Traditional dishes such as Irish stew or beef and Guinness casserole make tasty comfort food, but there's plenty of variety with this cooking method, including great Sunday roasts that will give you a second meal for lunch the next day. Buying a bigger joint gives more value, and will cook better than smaller pieces of meat that may dry up.

An Aga or another range-type cooker with a slow oven is ideal, otherwise you can use an electric slow cooker (very easy on the power bills) or any oven on a low setting.

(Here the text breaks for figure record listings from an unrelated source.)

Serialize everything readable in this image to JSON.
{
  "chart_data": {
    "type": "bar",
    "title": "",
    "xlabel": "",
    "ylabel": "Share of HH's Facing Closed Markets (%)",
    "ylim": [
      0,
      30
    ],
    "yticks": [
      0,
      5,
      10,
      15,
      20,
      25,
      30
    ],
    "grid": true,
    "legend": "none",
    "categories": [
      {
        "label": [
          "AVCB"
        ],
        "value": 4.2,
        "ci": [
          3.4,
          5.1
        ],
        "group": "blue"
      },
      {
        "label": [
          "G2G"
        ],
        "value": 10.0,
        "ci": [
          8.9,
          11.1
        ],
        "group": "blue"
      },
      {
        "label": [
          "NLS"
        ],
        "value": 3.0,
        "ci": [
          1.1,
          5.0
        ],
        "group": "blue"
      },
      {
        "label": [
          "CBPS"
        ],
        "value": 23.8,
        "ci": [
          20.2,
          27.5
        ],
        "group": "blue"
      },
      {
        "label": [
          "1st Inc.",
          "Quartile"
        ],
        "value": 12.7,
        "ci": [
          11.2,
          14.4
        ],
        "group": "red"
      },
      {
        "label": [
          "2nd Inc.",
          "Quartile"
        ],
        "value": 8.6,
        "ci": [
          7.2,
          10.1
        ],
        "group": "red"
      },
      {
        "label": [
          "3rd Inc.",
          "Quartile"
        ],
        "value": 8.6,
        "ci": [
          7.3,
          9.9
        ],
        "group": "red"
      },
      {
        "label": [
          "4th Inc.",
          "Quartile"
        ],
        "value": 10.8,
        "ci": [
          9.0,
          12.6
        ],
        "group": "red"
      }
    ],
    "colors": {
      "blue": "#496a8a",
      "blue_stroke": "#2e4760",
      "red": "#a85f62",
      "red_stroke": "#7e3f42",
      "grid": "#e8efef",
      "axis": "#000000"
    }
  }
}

Ask your local butcher about the best cuts for slow cooking, and look online for delivery services too. One service that I've found reliable is Nigel Cobbe's SimplySourced (www.simplysourced.net; 087 057 0000). Last July, Nigel began by offering free-range Saddleback pork and rare-breed Longhorn beef, delivered to customers in Dublin and Wicklow. Since then the range has expanded dramatically, and they now deliver nationwide. "The response was overwhelming," Nigel says. "We seemed to tap into a demand and a frustration from our customers at not being able to source high-quality, ethically produced meat."

This reflects views at the Euro-toques National Food Forum last September, when chefs discussing pork agreed they would be willing to pay more for better quality.

But from SimplySourced, for example, you can choose casserole boxes from only €25. Just remember that rare breeds tend to be smaller than mass-produced animals. However, they make up in flavour and texture anything they may lack in size.